En Afrique, la question du suicide est très vite éclipsée par la brutalité et la profusion des conflits fratricides, sans doute parce que le suicide tue loin des cameras et du sensationnel, à l’abri des regards qui n’osent voir et des voix qui préfèrent se taire, par pudeur ou par honte. C’est donc un sujet tabou dans son essence et dans sa manifestation. De nombreuses coutumes considèrent que le suicide est une malédiction ou un acte de sorcellerie . Ainsi il est plus facile de parler d’ « accident » pour dire « suicide ». Le mot étant banni voire proscrit dans de nombreuses familles africaines, il est plus compliqué d’estampiller un suicide comme tel, d’où sans doute l’extrême difficulté à obtenir des statistiques officielles et régulières. En dehors de rares exemples médiatisés, retrouvés dans la rubrique « fait divers » des journaux africains, le suicide est passé sous silence, et n’intéresse guère les responsables politiques qui semblent avoir d’autres priorités, comme leur enrichissement personnel par le détournement des deniers publics et les luttes de pouvoir.

A l’heure où l’occident confronté à une série de suicides collectifs chez les adolescents, à des initiatives plus individuelles chez des personnes broyées par la pression du travail, s’active et met en place des structures capables d’anticiper, de prévenir et de répondre à ces détresses humaines, bien que mal, l’Afrique, quant à elle, se réfugie derrière une lourde opacité indicible et un refus clair de communiquer sur un problème majeur. Pourtant, le suicide affecte les familles africaines, en particulier des adolescents qui quelques fois semblent perdus dans la quête de leur identité . Si après les indépendances, la plupart « des anthropologues convenaient que le suicide était presque absent en Afrique », de même que dans les « sociétés islamiques traditionnels », l’on peut penser qu’elle soit liée au progrès économique et social des années 70 et 80 . Ainsi, il serait la résultante de l’émergence des « facteurs économiques » (le chômage , la pauvreté ) et « socio-démographiques » (chez les jeunes : la carence parentale, les abus de drogues et d’alcool, maladies graves, la solitude). Le milieu culturel reste un facteur déterminant, au travers de bouleversements et de pressions psychologiques , dans l’adoption de comportements suicidaires.
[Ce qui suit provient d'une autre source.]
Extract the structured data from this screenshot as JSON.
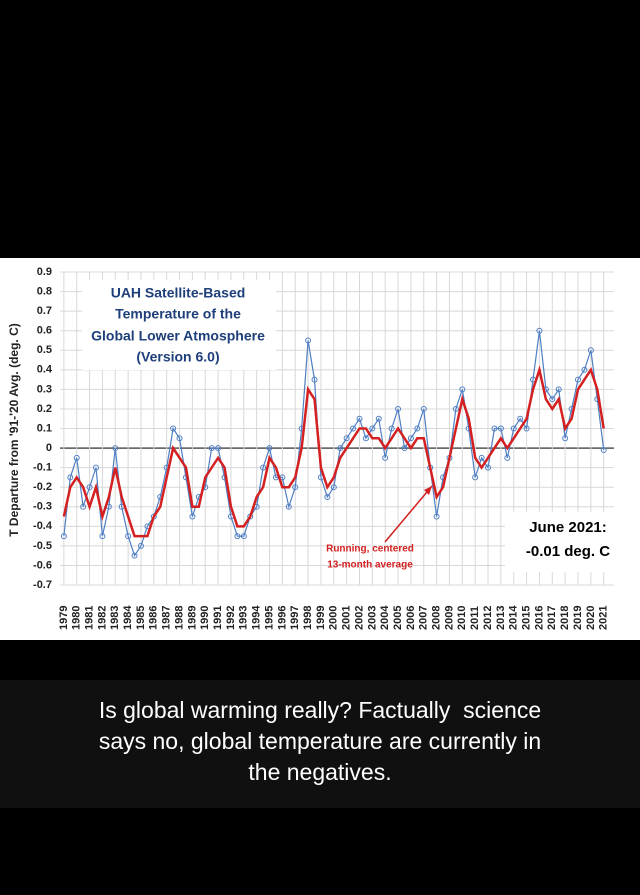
{
  "chart_data": {
    "type": "line",
    "title": [
      "UAH Satellite-Based",
      "Temperature of the",
      "Global Lower Atmosphere",
      "(Version 6.0)"
    ],
    "ylabel": "T Departure from '91-'20 Avg. (deg. C)",
    "annotations": [
      {
        "text": [
          "Running, centered",
          "13-month average"
        ],
        "color": "#d42020"
      },
      {
        "text": [
          "June 2021:",
          "-0.01 deg. C"
        ],
        "color": "#000000"
      }
    ],
    "x": [
      1979,
      1979.5,
      1980,
      1980.5,
      1981,
      1981.5,
      1982,
      1982.5,
      1983,
      1983.5,
      1984,
      1984.5,
      1985,
      1985.5,
      1986,
      1986.5,
      1987,
      1987.5,
      1988,
      1988.5,
      1989,
      1989.5,
      1990,
      1990.5,
      1991,
      1991.5,
      1992,
      1992.5,
      1993,
      1993.5,
      1994,
      1994.5,
      1995,
      1995.5,
      1996,
      1996.5,
      1997,
      1997.5,
      1998,
      1998.5,
      1999,
      1999.5,
      2000,
      2000.5,
      2001,
      2001.5,
      2002,
      2002.5,
      2003,
      2003.5,
      2004,
      2004.5,
      2005,
      2005.5,
      2006,
      2006.5,
      2007,
      2007.5,
      2008,
      2008.5,
      2009,
      2009.5,
      2010,
      2010.5,
      2011,
      2011.5,
      2012,
      2012.5,
      2013,
      2013.5,
      2014,
      2014.5,
      2015,
      2015.5,
      2016,
      2016.5,
      2017,
      2017.5,
      2018,
      2018.5,
      2019,
      2019.5,
      2020,
      2020.5,
      2021
    ],
    "series": [
      {
        "color": "#4f7fc4",
        "values": [
          -0.45,
          -0.15,
          -0.05,
          -0.3,
          -0.2,
          -0.1,
          -0.45,
          -0.3,
          0.0,
          -0.3,
          -0.45,
          -0.55,
          -0.5,
          -0.4,
          -0.35,
          -0.25,
          -0.1,
          0.1,
          0.05,
          -0.15,
          -0.35,
          -0.25,
          -0.2,
          0.0,
          0.0,
          -0.15,
          -0.35,
          -0.45,
          -0.45,
          -0.35,
          -0.3,
          -0.1,
          0.0,
          -0.15,
          -0.15,
          -0.3,
          -0.2,
          0.1,
          0.55,
          0.35,
          -0.15,
          -0.25,
          -0.2,
          0.0,
          0.05,
          0.1,
          0.15,
          0.05,
          0.1,
          0.15,
          -0.05,
          0.1,
          0.2,
          0.0,
          0.05,
          0.1,
          0.2,
          -0.1,
          -0.35,
          -0.15,
          -0.05,
          0.2,
          0.3,
          0.1,
          -0.15,
          -0.05,
          -0.1,
          0.1,
          0.1,
          -0.05,
          0.1,
          0.15,
          0.1,
          0.35,
          0.6,
          0.3,
          0.25,
          0.3,
          0.05,
          0.2,
          0.35,
          0.4,
          0.5,
          0.25,
          -0.01
        ]
      },
      {
        "color": "#d42020",
        "values": [
          -0.35,
          -0.2,
          -0.15,
          -0.2,
          -0.3,
          -0.2,
          -0.35,
          -0.25,
          -0.1,
          -0.25,
          -0.35,
          -0.45,
          -0.45,
          -0.45,
          -0.35,
          -0.3,
          -0.15,
          0.0,
          -0.05,
          -0.1,
          -0.3,
          -0.3,
          -0.15,
          -0.1,
          -0.05,
          -0.1,
          -0.3,
          -0.4,
          -0.4,
          -0.35,
          -0.25,
          -0.2,
          -0.05,
          -0.1,
          -0.2,
          -0.2,
          -0.15,
          0.0,
          0.3,
          0.25,
          -0.1,
          -0.2,
          -0.15,
          -0.05,
          0.0,
          0.05,
          0.1,
          0.1,
          0.05,
          0.05,
          0.0,
          0.05,
          0.1,
          0.05,
          0.0,
          0.05,
          0.05,
          -0.1,
          -0.25,
          -0.2,
          -0.05,
          0.1,
          0.25,
          0.15,
          -0.05,
          -0.1,
          -0.05,
          0.0,
          0.05,
          0.0,
          0.05,
          0.1,
          0.15,
          0.3,
          0.4,
          0.25,
          0.2,
          0.25,
          0.1,
          0.15,
          0.3,
          0.35,
          0.4,
          0.3,
          0.1
        ]
      }
    ],
    "xlim": [
      1978.7,
      2021.8
    ],
    "xticks": [
      1979,
      1980,
      1981,
      1982,
      1983,
      1984,
      1985,
      1986,
      1987,
      1988,
      1989,
      1990,
      1991,
      1992,
      1993,
      1994,
      1995,
      1996,
      1997,
      1998,
      1999,
      2000,
      2001,
      2002,
      2003,
      2004,
      2005,
      2006,
      2007,
      2008,
      2009,
      2010,
      2011,
      2012,
      2013,
      2014,
      2015,
      2016,
      2017,
      2018,
      2019,
      2020,
      2021
    ],
    "ylim": [
      -0.7,
      0.9
    ],
    "yticks": [
      -0.7,
      -0.6,
      -0.5,
      -0.4,
      -0.3,
      -0.2,
      -0.1,
      0,
      0.1,
      0.2,
      0.3,
      0.4,
      0.5,
      0.6,
      0.7,
      0.8,
      0.9
    ],
    "grid": true
  },
  "caption": [
    "Is global warming really? Factually  science",
    "says no, global temperature are currently in",
    "the negatives."
  ]
}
En effet, l’infertilité ou la fornication (la perte de virginité avant le mariage chez les jeunes filles) dans des sociétés africaines à la fois imprégnées de valeurs traditionnelles et religieuses, n’est pas simple à assumer. Afin d’éviter la honte (le déshonneur familiale par exemple), la mort – le suicide – est souvent une alternative. D’un autre coté, il est à souligner que depuis qu’elle court après le modernisme néolibéral, l’Afrique a sacrifié sur l’autel de l’individualisme, son esprit de solidarité et de fraternité. Alors, l’affaiblissement du « soutien social » naguère l’une des caractéristiques du continent, ne permet plus la protection contre « l’éventualité du suicide ». Les hommes sont désormais des îlots, et les jeunes africains en détresse se retrouvent trop souvent seuls et face à eux-mêmes. Le suicide demeure est acte considéré comme une souillure, quelque chose d’impropre et de malsain.